Their lives have been committed to The Lord and in serving the Indian people. They ended up in Mussoorie where they built a humble but oh-so-cozy home lined with walls of books and a piano that lives among bound wisdom (how the 8 “Coolis” got this piano into her home was an engineering feat from the dark ages). She has hosted hundreds of families, singles, students, pastors, and faithful people seeking direction in her home over the years never asking for anything from them.

Christa is 82 now and has the spirit and health of a 60 years young woman. Now widowed, She maintains the cliff-side home with the assistance of a loyal helper, “Vicki.” She hikes up and down the mountain path to her home from the road at least once a day, grows plants in her roof top greenhouse and has a constant stream of visitors seeking to spend time with her – praying, chatting, and sharing God’s Word. She is an exemplary example of how God uses and blesses those who selflessly give of themselves for The Kingdom. It was so intense to sit at a table over tea and have the wisdom of such a woman poured into me through prayer and reading of scripture. I was catapulted into another dimension of what it means to truly live for Christ and sacrifice yourself for The Lord.

Carl has known Christa for five years and has stayed at her home many times with his Nepali contact.

In the same breath of time, only an hour later, I found myself staring at an oversized crayola laden gold statue of Buddha. We were at the temple of Buddha and at the top where worshipers and devotees hang their prayers written on flags so that their gods can carry them away with the winds. We lingered there for a while.

While on our descent from the mountaintop worship place, I am mesmerized at the lack of care and pure neglect of this shrine to their god.   The crumbling concrete railings and stairs, the trash strewn around carelessly with no respect for the purpose for this place, wild dogs aimlessly nudging at wrappers for a scrap left behind, monkeys jumping to and fro, and piles upon piles of dog and monkey feces. A local boy follows us around asking for “donations” and another who’s selling prayer flags.
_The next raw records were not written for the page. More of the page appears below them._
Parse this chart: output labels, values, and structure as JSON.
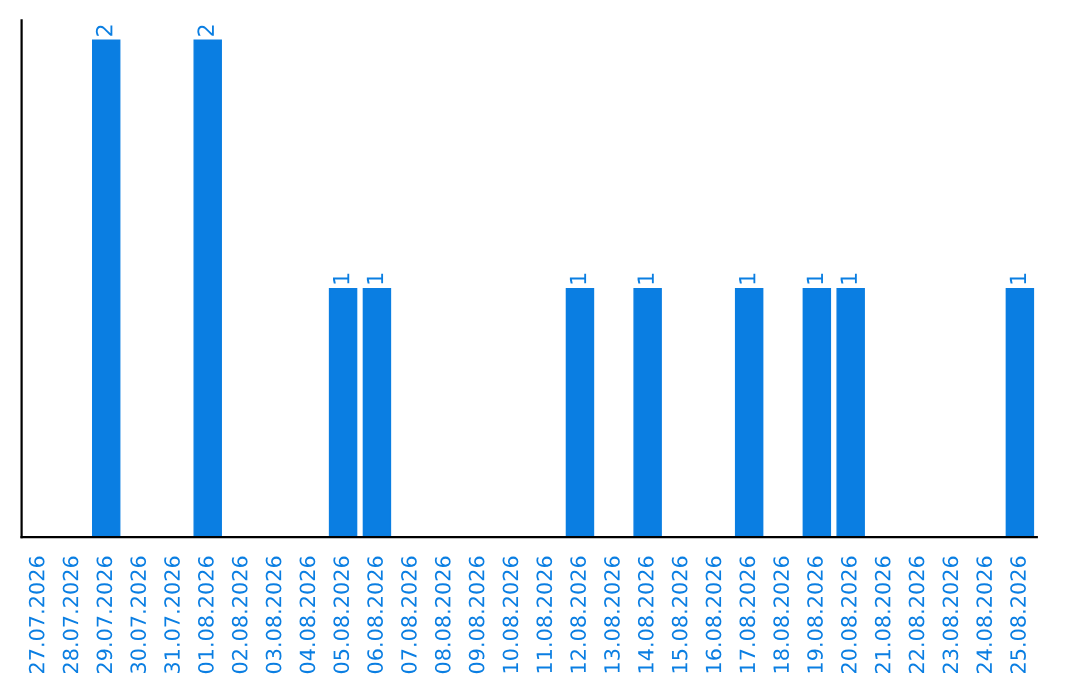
{
  "chart_data": {
    "type": "bar",
    "categories": [
      "27.07.2026",
      "28.07.2026",
      "29.07.2026",
      "30.07.2026",
      "31.07.2026",
      "01.08.2026",
      "02.08.2026",
      "03.08.2026",
      "04.08.2026",
      "05.08.2026",
      "06.08.2026",
      "07.08.2026",
      "08.08.2026",
      "09.08.2026",
      "10.08.2026",
      "11.08.2026",
      "12.08.2026",
      "13.08.2026",
      "14.08.2026",
      "15.08.2026",
      "16.08.2026",
      "17.08.2026",
      "18.08.2026",
      "19.08.2026",
      "20.08.2026",
      "21.08.2026",
      "22.08.2026",
      "23.08.2026",
      "24.08.2026",
      "25.08.2026"
    ],
    "values": [
      0,
      0,
      2,
      0,
      0,
      2,
      0,
      0,
      0,
      1,
      1,
      0,
      0,
      0,
      0,
      0,
      1,
      0,
      1,
      0,
      0,
      1,
      0,
      1,
      1,
      0,
      0,
      0,
      0,
      1
    ],
    "value_labels": [
      null,
      null,
      "2",
      null,
      null,
      "2",
      null,
      null,
      null,
      "1",
      "1",
      null,
      null,
      null,
      null,
      null,
      "1",
      null,
      "1",
      null,
      null,
      "1",
      null,
      "1",
      "1",
      null,
      null,
      null,
      null,
      "1"
    ],
    "color": "#0a7ee2",
    "tick_labels": "x",
    "grid": false,
    "legend": false
  }
}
It is a fractured reflection of what the god that these people worship is – broken and shattered, unclean and without order. That is why when Christ comes into the lives of souls living in a worldly nation, cleanliness and order slowly materialize. We serve a God of order and direction. The One whom we serve created the mountains that I wake up to today – the awestruck wonder of this world can only be understood when we grasp the infinite power of the God who loves us and has created us for His Glory.